Politics
Of his general political outlook, Curtis has said:
People often accuse me of being a lefty. That’s complete rubbish. If you look at The Century of the Self, what I’m arguing is something very close to a neo-conservative position because I’m saying that, with the rise of individualism, you tend to get the corrosion of the other idea of social bonds and communal networks, because everyone is on their own. Well, that’s what the neo-conservatives argue, domestically...If you ask me what my politics are, I’m very much a creature of my time. I don’t really have any. I change my mind over different issues, but I am much more fond of a libertarian view. I have a more libertarian tendency...
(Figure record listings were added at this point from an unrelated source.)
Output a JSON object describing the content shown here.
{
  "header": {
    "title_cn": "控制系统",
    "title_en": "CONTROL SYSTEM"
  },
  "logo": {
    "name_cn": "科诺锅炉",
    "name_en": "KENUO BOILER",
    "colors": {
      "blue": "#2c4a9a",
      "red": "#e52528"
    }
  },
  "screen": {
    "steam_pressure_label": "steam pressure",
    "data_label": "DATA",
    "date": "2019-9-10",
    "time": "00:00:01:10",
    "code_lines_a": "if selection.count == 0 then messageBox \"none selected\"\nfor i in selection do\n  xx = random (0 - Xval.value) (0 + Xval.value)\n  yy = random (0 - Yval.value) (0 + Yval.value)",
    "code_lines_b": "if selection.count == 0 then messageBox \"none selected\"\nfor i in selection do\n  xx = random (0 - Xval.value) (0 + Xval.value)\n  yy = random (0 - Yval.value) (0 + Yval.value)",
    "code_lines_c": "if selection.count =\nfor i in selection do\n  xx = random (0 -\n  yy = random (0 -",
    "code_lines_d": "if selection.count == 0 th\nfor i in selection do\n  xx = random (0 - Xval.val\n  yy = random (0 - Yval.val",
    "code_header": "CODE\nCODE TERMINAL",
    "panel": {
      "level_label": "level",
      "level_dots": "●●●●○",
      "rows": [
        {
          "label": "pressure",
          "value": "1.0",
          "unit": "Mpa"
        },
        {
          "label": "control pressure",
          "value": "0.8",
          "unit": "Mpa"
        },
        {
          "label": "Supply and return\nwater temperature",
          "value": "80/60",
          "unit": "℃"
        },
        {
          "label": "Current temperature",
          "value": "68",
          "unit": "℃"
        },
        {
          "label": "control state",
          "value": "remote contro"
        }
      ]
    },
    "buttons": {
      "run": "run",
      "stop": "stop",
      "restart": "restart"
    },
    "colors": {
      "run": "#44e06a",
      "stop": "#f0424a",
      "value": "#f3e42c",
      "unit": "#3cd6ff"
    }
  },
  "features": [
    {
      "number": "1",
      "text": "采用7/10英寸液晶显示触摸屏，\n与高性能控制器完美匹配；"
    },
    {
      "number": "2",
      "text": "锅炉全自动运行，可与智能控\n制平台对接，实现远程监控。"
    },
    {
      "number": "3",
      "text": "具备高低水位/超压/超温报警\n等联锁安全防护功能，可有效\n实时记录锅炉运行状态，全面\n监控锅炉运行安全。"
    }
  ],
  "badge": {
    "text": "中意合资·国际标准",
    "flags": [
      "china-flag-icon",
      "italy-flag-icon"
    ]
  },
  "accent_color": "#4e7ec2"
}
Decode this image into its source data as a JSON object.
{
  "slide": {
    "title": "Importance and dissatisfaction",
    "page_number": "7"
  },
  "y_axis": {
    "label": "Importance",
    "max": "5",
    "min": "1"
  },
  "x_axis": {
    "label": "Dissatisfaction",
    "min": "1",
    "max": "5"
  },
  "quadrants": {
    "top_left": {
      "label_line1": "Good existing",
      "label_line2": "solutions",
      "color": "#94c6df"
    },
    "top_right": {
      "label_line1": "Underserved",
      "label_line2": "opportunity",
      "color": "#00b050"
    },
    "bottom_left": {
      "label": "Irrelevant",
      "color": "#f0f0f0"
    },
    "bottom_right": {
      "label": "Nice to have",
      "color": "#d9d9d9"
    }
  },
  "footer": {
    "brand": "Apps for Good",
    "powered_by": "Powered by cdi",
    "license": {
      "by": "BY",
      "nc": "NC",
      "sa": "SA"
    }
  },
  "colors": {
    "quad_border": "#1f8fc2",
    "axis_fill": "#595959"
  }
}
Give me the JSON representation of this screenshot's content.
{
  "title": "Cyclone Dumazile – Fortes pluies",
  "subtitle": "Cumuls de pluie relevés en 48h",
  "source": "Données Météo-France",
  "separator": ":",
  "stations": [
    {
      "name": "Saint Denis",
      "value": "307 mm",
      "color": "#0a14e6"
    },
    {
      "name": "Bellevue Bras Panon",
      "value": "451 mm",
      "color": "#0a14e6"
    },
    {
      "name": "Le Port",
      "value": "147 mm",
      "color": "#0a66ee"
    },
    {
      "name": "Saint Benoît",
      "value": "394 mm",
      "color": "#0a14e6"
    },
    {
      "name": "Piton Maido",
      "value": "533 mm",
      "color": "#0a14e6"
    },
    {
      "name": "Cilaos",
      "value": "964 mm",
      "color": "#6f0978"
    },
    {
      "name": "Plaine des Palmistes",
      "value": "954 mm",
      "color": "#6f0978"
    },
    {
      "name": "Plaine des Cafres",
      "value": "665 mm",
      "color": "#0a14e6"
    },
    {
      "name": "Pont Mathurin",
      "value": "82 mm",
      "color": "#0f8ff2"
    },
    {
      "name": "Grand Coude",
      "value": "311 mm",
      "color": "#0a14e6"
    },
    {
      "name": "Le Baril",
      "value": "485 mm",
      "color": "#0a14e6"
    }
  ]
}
Curtis has professed to believe in progress. To quote:
The thing that really depresses me is the failure of confidence among the liberal middle classes in the West to believe in the idea of progress. I think they’ve retreated into a dark, pessimistic apocalypticism, which I fight against. I believe in progress, and what I was trying to say in All Watched Over by Machines of Loving Grace — it wasn’t really angry — is that the Congo represents to us how difficult it is to change the world. That doesn’t mean you shouldn’t keep trying. Instead what we do is we use the Congo and its failures as a justification for that retreat into a pessimistic view that we’re just fixed creatures. Everyone’s bad. There’s nothing we can do. Let’s just stay at home and have tea. That’s what I want to attack. It’s not political, it’s just a belief that you can change the world for the better, and I think there’s a deep conservatism and reaction that’s emerging in our society at the moment, which is just hold everything steady and don’t try and change anything.